Out-of-balance Growth Enables Cost-free Synthesis of the Flagellum and Other Proteins in a Single Bacterium

Reviewer #1 (Public review):

Summary:

Garcia-Alcala, Kratz and Cluzel investigate to what extent our understanding of bacterial physiology in bulk experiments can be applied to single-cell observations. They find that intrinsic noise may be powerful enough to even inverse the trends found in the bulk. The authors hypothesize that the asymmetric distribution of ribosomes to daughter cells during cell division plays the dominant role in the intrinsic noise and is able to generate the observed phenomenon. They do not show it directly, but the data and its agreement with the model are sufficient to support this claim.

Strengths:

The experimental part is convincing: the positive correlation between the elongation rate and promoter activity of unnecessary protein is clear, as well as the negative correlation between the mean values while changing the promoter strength. This was demonstrated in both rich and poor media. The causality between the growth rate and the promoter activity was shown using the negative lag time of the cross-correlation function. A simple, reasonable model accounts well for the data. This paper demonstrates an interesting phenomenon and provides a plausible theory for it, advancing our understanding of bacterial physiology on the single-cell level.

Weaknesses:

(1) Mean-reversion timescales were assumed to be longer than the simulation time and much longer than the cell cycle time. It is not clear whether the results are robust in case mean-reversion timescales become of the order of the cell-cycle or smaller. If not, is there an argument for such practically infinite reversion timescales?

(2) It is not easy to understand the simulation part unless one reads Ref. [14]. k(t) is assumed Equation (1) from Reference [14]? Is it crucial that the ribosome noise appears only at the division? The ribosome noise strength \sigma_R=0.06 - is it lower or higher than the naively expected binomial division? Also, a more intuitive explanation of the Simpson paradox would help the reader.

(3) It would be useful for the reader to see the raw data and not only the filtered one to appreciate the measurement noise level.

(4) Negative lag time of the cross-correlation function is visible, but consider adding a statistical test for it.

(5) Can you make similar cross-correlation plots using the model? Can you infer by using it, whether the data agrees better with the assumption that ribosomal noise appears only at division or continuous fluctuations during the cell cycle?

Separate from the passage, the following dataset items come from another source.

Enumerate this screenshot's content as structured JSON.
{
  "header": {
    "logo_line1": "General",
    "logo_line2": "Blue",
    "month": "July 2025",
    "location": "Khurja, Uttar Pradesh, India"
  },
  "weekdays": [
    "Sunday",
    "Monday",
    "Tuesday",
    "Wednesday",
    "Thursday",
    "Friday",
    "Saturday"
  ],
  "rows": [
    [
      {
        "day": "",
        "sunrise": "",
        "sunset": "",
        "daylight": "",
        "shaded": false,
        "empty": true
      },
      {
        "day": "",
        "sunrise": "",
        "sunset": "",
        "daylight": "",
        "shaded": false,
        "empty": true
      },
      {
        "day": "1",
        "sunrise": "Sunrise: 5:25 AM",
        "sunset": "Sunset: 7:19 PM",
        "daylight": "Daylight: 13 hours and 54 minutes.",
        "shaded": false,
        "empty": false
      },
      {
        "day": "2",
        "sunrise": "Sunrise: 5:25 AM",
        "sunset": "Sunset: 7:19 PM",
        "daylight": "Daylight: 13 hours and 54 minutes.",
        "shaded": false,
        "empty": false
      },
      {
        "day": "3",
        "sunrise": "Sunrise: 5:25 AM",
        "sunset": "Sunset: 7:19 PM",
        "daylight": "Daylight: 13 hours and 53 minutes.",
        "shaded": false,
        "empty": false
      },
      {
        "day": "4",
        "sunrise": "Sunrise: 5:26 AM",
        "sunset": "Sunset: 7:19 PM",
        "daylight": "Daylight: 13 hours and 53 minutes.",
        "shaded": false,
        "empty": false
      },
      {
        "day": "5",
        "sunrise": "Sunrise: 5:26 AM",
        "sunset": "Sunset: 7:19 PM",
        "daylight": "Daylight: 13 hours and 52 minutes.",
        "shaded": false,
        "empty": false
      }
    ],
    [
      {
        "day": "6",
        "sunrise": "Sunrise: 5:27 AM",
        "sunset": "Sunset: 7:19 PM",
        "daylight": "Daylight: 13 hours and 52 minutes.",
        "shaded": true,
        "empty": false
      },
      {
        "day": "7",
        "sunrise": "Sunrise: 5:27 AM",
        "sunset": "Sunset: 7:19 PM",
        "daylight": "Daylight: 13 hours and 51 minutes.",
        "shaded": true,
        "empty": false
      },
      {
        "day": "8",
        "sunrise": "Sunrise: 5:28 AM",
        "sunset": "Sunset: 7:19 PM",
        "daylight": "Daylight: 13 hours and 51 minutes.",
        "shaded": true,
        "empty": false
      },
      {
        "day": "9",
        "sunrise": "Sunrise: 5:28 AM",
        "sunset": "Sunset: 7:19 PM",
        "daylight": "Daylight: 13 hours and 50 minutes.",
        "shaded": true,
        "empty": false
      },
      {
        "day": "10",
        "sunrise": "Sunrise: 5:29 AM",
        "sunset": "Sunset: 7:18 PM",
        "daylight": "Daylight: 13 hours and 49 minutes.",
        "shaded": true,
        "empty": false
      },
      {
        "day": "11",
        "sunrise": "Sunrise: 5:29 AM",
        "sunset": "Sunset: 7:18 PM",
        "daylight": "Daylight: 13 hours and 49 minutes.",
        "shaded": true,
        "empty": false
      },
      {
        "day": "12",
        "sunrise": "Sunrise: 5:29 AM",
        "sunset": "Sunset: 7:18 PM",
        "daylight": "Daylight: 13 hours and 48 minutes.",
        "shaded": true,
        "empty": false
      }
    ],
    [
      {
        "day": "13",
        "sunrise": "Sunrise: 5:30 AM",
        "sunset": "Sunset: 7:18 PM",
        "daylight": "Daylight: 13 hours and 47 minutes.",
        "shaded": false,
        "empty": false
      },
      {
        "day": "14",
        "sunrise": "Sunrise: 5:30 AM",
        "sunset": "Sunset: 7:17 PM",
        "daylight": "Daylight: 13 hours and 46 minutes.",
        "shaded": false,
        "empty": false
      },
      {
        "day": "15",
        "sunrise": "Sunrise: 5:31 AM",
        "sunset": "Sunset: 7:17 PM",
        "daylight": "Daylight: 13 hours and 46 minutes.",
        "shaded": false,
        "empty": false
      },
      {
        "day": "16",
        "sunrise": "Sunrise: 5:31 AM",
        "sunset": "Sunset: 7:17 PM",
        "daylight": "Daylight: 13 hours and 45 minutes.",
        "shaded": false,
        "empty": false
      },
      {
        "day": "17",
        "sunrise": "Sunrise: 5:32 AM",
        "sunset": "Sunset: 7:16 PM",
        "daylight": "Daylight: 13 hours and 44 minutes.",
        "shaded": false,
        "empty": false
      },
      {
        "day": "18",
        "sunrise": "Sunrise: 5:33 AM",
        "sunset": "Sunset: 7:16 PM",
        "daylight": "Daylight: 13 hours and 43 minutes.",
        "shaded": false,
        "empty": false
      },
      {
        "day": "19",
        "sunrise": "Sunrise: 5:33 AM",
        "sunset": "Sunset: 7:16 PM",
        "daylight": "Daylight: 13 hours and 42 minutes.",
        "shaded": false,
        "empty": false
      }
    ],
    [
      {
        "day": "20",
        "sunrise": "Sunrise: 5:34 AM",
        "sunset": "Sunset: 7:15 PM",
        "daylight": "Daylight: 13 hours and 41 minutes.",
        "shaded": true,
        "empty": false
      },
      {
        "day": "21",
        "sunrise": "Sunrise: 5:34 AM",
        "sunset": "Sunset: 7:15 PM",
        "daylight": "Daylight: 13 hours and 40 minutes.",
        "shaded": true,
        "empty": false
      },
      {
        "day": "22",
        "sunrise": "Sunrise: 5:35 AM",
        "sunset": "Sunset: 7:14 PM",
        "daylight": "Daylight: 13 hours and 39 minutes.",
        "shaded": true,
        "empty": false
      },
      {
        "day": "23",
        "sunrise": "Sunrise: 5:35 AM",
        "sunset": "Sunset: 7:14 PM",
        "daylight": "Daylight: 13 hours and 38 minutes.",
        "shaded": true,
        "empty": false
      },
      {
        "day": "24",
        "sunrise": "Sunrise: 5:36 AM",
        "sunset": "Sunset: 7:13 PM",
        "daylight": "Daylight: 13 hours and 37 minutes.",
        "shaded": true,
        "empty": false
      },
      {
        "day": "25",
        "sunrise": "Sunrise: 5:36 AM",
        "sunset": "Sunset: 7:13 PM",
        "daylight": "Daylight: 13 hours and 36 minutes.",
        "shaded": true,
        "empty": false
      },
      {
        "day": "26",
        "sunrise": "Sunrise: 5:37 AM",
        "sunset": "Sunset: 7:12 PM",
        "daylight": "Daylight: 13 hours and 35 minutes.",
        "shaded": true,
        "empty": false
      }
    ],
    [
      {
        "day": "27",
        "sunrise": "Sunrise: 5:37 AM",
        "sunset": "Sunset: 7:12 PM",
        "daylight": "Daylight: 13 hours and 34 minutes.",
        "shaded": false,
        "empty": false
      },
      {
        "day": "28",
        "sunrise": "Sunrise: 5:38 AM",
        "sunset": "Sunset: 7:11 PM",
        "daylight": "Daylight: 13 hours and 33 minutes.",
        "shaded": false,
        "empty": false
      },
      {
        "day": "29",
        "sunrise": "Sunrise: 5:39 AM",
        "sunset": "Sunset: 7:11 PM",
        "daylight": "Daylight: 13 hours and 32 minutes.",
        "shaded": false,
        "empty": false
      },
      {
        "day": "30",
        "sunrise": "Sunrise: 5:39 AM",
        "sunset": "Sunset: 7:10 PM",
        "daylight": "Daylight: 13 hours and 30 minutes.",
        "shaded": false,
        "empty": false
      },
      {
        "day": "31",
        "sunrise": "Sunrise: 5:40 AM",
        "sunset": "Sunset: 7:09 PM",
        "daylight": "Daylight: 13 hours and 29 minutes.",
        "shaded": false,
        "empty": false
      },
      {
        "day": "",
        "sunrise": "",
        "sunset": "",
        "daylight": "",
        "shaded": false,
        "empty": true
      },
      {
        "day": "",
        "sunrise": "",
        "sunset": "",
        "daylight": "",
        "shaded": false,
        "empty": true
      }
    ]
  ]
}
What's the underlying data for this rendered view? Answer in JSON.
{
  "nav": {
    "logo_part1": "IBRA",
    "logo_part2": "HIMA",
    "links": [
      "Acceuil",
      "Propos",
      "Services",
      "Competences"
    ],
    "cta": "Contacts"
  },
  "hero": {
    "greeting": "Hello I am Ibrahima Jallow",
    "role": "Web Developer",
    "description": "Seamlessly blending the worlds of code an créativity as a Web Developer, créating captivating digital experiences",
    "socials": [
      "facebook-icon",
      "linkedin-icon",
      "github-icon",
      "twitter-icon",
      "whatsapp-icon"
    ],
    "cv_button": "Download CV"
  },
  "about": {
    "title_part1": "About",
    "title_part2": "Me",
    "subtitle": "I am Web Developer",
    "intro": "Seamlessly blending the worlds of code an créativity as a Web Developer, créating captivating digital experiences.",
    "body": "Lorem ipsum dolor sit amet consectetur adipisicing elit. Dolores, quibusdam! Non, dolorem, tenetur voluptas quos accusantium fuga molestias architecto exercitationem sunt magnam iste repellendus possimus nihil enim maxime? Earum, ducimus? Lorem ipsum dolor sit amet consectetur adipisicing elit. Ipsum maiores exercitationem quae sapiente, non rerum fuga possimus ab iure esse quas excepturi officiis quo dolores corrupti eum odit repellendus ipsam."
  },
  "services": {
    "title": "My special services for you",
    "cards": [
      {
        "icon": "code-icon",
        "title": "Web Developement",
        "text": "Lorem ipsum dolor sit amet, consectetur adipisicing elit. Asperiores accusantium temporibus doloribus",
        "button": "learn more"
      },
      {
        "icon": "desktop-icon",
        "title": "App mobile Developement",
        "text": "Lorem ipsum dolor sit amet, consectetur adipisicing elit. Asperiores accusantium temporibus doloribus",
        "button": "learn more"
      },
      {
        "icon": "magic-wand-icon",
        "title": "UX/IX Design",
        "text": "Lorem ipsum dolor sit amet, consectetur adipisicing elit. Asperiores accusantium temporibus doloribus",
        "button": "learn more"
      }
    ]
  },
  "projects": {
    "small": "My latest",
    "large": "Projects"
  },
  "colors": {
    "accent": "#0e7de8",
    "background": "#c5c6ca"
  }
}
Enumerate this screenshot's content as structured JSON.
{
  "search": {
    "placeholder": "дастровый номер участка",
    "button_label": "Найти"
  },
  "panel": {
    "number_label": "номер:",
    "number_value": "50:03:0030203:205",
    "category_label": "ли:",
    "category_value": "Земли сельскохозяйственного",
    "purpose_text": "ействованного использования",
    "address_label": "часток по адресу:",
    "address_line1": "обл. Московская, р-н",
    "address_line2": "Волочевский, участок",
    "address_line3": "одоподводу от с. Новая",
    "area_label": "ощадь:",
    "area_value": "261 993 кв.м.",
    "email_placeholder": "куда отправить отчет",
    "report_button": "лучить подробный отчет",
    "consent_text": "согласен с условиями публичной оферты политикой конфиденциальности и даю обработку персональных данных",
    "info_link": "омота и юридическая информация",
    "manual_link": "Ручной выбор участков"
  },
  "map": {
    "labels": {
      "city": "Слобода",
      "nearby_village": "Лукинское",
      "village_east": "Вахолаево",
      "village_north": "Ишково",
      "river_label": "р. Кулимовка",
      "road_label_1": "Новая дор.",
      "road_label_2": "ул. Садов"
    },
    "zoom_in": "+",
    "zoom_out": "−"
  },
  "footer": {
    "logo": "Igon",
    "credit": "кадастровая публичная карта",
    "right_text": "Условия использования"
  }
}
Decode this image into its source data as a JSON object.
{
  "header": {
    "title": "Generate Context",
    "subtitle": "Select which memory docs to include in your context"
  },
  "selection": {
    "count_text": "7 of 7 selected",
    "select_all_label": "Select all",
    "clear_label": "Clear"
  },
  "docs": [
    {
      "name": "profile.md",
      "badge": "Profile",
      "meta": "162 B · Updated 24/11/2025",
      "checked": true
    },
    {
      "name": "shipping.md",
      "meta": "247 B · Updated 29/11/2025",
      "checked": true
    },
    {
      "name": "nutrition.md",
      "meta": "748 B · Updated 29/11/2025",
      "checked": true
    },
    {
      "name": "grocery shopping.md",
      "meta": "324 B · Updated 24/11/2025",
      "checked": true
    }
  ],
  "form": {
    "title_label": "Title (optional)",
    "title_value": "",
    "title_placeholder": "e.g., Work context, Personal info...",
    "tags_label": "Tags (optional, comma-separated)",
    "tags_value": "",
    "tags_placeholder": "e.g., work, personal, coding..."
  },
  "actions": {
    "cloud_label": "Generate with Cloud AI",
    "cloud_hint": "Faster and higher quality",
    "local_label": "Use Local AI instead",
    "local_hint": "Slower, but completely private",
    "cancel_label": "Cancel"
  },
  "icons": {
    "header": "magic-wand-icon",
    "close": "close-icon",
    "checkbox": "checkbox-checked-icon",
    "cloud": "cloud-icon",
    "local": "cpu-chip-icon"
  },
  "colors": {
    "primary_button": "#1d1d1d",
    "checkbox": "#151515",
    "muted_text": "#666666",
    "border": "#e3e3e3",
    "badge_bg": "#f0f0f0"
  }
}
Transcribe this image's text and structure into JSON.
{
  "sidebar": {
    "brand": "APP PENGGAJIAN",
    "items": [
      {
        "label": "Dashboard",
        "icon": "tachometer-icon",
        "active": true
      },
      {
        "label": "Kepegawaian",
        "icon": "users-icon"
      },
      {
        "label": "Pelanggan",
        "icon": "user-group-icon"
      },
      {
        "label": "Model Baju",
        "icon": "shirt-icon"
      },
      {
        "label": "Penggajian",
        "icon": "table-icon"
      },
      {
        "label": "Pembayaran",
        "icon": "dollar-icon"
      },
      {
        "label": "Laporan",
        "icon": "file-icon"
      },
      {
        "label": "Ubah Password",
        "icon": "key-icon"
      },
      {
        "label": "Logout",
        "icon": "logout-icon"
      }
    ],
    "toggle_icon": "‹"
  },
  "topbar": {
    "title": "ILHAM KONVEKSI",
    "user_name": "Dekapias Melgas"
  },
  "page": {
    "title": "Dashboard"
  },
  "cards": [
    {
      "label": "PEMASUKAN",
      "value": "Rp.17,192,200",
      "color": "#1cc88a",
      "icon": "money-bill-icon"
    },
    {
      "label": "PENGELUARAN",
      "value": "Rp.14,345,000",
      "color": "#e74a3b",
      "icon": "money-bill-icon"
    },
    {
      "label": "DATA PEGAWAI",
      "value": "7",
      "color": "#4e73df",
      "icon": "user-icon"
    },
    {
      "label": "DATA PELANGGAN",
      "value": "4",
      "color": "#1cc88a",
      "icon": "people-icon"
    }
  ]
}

Reviewer #2 (Public review):

Summary:

The manuscript by Garcia-Alcala et al. reports an interesting paradox: the cost of gene expression slows the population-average growth rate, whereas at the single-cell level, expression levels from these genes positively correlate with the growth rate. The effect is observed in the expression of flagellar genes and a gene under a synthetic promoter in E. coli. The findings are explained by the inheritance of growth factors, including ribosomes, during asymmetric division.

Strengths:

(1) The manuscript adds strength to an emerging body of literature showing that the population-level bacterial growth laws do not match correlations based on single-cell data. The evidence presented here is more striking than in previous works (such as Pavlou et al., Nat. Commun. 2025), as the trends in population-level data and single-cell data are reversed.

(2) A relatively simple model correctly explains the trends in the data.

Weaknesses:

(1) It is not clear whether flagellar proteins are expressed proportionally to the reporter signal. Furthermore, it is questionable if E. coli bacteria in the mother machine channels are flagellated. If they are, they could potentially swim out of the channels, which is not the case when they do not carry the MotA E98K mutation. The authors should provide some evidence that E. coli expresses the actual filament proteins in the channels.

(2) It is unclear what fraction of the total proteome mVenus represents in different measurements. Some quantification is needed (for example, using the Coomassie staining). Using f_U as high as 14.4% in simulations is questionable.

(3) The data from the MC4100 strain does not directly match the trends of MG1655. The justification for filtering out the low-frequency components of MC4100 is not particularly convincing. It appears unlikely that ribosomes or other growth factors partition significantly differently in the MC4100 strain than in the MG1655 strain. Further discussion and a plot similar to Figure 1 (Left) for this strain are warranted.

(4) The model needs to be described in more detail. A closed set of equations that has been simulated must be presented, along with all values of the model parameters and their sources. The authors should consider depositing their code on GitHub or another publicly accessible repository.